RIP
Things you’re unaware of while on the road: David Eddings has passed away.
Before I moved to California last year, I went through our fiction shelves, re-reading the various series I was keeping on hand out of childhood nostalgia. In many cases, it was a farewell, one last look back before they got culled from the herd. But the ones I found myself still enjoying got kept.
kniedzw and I had an interesting debate about Eddings: I wanted to keep the Malloreon, and he wanted to keep the Belgariad. I caved, because it didn’t matter to me all that terribly much one way or another — but it’s worth noting that I wanted to keep something. There are any number of flaws to both series (not least of which is that they tell essentially the same story, which then gets rehashed twice more in the Elenium and the Tamuli, in slightly shorter form), but when all’s said and done, I still really like the characters and their interactions, just as I did when I was thirteen.
There’s a piece I want to write someday, an adaptation of a paper I wrote in graduate school, about a particular way of looking at Tolkien clones.
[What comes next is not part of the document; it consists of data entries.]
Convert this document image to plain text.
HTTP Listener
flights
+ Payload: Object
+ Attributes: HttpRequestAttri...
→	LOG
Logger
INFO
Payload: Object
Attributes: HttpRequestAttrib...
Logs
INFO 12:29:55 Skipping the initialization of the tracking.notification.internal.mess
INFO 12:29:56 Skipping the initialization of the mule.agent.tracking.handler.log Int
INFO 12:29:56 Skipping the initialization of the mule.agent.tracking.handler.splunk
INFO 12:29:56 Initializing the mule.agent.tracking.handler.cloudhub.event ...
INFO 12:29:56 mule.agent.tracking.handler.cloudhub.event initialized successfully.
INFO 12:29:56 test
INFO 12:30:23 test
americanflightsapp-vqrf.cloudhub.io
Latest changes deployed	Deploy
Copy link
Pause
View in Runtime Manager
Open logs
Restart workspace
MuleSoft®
Yes, these books feature a motley assortment of characters traveling all over the map, accompanied by a wise old wizard, in pursuit of a powerful magic object that a dark god is trying to acquire — we’ve read that story before. But I saw very clearly in this re-read which things Eddings brought to the table, that Tolkien was never interested in: Politics (admittedly of a simple sort). Trade and economics. Relationships, not just in the romance stages, but onward to marriage and children; by the time you’re done with the Malloreon, Eddings has hitched up every major character from those ten books. (Even the eunuch settles down, in his own way.) He makes his own omissions — aside from the vaguely Asian look to the Angaraks, this is a melanin-challenged world, and underhanded things like spying get a very rose-tinted depiction — but I can still appreciate the additions. This isn’t just Middle Earth all over again.
So we still have the Belgariad on our shelves. The Malloreon, I think, was a more mature iteration of the story (and had the entertaining virtue of writing a justification for the rehash into the cosmology), but I’m okay with its predecessor being the one we kept. It means I can pick up one of the books, find a favorite scene, and spend a moment bidding farewell to David Eddings himself.